Esther, Cristian and I after finishing our Hangover Fun Run
Esther, Cristian and I after finishing our Hangover Fun Run

This morning Esther and I continued a family tradition when we took Cristian to Eisenhower Park for the New Year’s Day 5-Mile Hangover Fun Run (can something two-years old be called  a tradition).  For some of you my last sentence is one big oxymoron—New Year’s Day, Hangover, Running, all of the above.

The tradition started last year when our friend Coach Maria sent our team an email suggesting we run this event as a team-building exercise.  Esther and I bundled up our barely three-month old son anxious for the chance to mix activity and socialization.  Although we both ran slow awkward miles it was the spark we both needed to get moving.

Cristian always seems to find a friend
Cristian always seems to find a friend

Wednesday Morning I posted The Road Back on both blogs.  It wasn’t a resolution post, I wrote about setting new goals and creating new habits.  This morning was the first step.  We got up early, bundled up the baby and headed out instead of crashing on the couch with the remote watching a Twilight Zone or Honeymooners Marathon.

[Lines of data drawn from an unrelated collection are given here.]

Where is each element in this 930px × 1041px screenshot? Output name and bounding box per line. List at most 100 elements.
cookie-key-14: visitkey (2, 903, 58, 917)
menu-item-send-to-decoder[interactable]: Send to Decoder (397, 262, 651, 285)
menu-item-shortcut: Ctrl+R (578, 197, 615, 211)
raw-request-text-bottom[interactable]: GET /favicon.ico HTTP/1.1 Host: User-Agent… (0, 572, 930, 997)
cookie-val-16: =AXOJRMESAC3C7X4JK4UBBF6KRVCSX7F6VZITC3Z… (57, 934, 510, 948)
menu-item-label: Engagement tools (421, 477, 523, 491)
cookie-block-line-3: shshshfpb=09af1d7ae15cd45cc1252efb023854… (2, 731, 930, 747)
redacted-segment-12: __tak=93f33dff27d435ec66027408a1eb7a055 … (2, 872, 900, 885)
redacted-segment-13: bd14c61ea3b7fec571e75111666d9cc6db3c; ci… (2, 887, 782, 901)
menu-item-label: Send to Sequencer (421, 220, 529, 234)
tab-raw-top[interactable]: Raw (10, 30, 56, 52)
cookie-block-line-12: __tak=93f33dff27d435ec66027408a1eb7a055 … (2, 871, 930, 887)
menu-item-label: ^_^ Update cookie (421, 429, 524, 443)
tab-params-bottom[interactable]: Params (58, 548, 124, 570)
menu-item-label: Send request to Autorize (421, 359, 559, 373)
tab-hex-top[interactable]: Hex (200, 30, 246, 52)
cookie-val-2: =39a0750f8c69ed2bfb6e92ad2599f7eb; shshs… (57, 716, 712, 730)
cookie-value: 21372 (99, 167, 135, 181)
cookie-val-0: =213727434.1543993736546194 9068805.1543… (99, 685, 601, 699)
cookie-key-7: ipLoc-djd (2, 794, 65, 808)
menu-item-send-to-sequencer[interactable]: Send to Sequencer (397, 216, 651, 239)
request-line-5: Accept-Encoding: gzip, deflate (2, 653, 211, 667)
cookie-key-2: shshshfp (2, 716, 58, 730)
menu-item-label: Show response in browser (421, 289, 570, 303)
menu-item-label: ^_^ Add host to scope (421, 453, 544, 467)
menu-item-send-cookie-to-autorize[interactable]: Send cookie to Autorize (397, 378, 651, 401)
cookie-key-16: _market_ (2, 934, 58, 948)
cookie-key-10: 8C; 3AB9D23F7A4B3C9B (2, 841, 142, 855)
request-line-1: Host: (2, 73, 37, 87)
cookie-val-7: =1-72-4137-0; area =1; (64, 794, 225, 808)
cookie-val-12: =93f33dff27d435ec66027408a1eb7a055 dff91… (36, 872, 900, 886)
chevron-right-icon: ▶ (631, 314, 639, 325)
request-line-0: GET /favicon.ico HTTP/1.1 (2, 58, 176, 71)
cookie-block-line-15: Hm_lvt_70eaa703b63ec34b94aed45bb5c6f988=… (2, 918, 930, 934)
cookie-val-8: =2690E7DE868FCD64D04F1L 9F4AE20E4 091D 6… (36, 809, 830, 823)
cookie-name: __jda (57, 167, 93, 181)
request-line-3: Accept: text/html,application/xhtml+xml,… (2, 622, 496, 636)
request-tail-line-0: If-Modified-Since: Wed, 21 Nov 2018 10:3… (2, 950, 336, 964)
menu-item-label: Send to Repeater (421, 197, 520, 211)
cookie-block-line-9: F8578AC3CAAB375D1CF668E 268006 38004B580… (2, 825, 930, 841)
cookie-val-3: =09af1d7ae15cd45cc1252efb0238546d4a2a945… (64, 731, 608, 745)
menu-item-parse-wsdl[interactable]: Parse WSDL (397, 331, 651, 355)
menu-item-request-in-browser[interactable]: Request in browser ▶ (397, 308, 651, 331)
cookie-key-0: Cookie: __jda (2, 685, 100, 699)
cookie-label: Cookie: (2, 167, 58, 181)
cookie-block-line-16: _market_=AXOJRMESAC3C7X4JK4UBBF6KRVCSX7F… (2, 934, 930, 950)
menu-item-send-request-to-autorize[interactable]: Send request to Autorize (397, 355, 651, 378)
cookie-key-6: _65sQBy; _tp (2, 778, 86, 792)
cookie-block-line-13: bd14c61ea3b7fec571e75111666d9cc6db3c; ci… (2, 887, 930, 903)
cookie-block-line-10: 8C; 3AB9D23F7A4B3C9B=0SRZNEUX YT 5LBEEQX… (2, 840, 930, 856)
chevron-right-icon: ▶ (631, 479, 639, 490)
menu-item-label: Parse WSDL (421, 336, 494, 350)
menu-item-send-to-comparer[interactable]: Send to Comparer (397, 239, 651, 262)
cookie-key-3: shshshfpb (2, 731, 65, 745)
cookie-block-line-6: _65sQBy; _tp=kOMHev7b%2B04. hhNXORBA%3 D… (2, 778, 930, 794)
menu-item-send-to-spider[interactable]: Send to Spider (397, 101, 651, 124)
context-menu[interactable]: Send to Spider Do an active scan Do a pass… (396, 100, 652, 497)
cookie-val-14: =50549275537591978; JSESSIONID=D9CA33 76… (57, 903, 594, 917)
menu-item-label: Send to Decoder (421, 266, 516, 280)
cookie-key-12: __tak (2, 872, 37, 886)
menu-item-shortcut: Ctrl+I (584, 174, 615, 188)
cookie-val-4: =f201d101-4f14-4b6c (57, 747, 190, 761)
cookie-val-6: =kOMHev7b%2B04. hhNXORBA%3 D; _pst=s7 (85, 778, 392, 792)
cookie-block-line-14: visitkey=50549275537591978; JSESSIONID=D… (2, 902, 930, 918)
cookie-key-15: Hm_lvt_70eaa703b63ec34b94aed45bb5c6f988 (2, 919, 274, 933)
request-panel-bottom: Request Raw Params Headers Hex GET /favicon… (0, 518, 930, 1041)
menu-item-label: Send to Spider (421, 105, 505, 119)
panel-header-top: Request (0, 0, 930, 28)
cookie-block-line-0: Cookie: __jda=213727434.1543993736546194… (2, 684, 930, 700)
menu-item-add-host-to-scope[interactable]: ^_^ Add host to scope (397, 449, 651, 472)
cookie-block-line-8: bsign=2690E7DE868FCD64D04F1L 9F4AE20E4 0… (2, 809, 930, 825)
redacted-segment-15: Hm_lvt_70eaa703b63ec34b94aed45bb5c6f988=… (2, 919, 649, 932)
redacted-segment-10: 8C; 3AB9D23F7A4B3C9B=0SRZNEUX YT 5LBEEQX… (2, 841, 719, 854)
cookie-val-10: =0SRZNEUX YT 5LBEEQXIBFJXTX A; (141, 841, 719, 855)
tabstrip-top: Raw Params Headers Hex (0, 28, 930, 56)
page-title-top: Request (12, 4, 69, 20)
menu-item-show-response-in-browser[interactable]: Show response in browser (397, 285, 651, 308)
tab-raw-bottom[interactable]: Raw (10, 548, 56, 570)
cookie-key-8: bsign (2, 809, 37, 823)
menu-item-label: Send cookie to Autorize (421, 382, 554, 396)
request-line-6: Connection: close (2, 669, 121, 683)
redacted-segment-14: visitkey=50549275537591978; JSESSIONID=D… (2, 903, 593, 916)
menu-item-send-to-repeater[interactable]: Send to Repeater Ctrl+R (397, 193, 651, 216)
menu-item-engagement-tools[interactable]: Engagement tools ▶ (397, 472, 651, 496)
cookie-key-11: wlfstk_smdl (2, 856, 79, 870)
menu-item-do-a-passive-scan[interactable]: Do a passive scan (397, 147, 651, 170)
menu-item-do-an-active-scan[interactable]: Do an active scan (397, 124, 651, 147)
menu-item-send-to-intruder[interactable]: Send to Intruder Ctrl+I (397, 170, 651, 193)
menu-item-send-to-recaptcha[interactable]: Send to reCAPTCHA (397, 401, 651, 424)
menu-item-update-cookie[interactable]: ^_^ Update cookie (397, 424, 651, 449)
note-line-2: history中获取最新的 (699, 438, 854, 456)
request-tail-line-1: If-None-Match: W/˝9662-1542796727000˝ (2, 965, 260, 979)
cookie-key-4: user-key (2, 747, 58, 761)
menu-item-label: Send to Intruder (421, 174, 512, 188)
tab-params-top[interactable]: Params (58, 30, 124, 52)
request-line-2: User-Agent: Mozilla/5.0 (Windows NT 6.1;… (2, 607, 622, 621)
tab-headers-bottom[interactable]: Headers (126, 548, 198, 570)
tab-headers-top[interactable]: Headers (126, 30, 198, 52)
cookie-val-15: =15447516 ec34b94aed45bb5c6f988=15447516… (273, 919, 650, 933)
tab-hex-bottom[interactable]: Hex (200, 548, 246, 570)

Since I started running, I worked to find the zone, the elusive place where the miles are smooth and easy, and excuses are few and far between.  In the Zone, I’ve raced half marathons in 14 degree weather, 18 milers in driving rainstorms and ridden bike tours through flooded roads wondering whether or not I was going to blow a tire.

I’m not suggesting this morning’s slow creaky miles launched either of us into the Zone.  Every year on New Year’s Day, the gyms start filling up with people making resolutions to lose weight or fit into smaller clothes—those resolutions usually die a violent death around Valentine’s Day.

The morning was Day One, a chance to do something I love and reconnect with friends I haven’t seen in a few months.  It was a chance to start creating healthy habits and hopefully the beginning of a family tradition.  If it leads to more, so be it.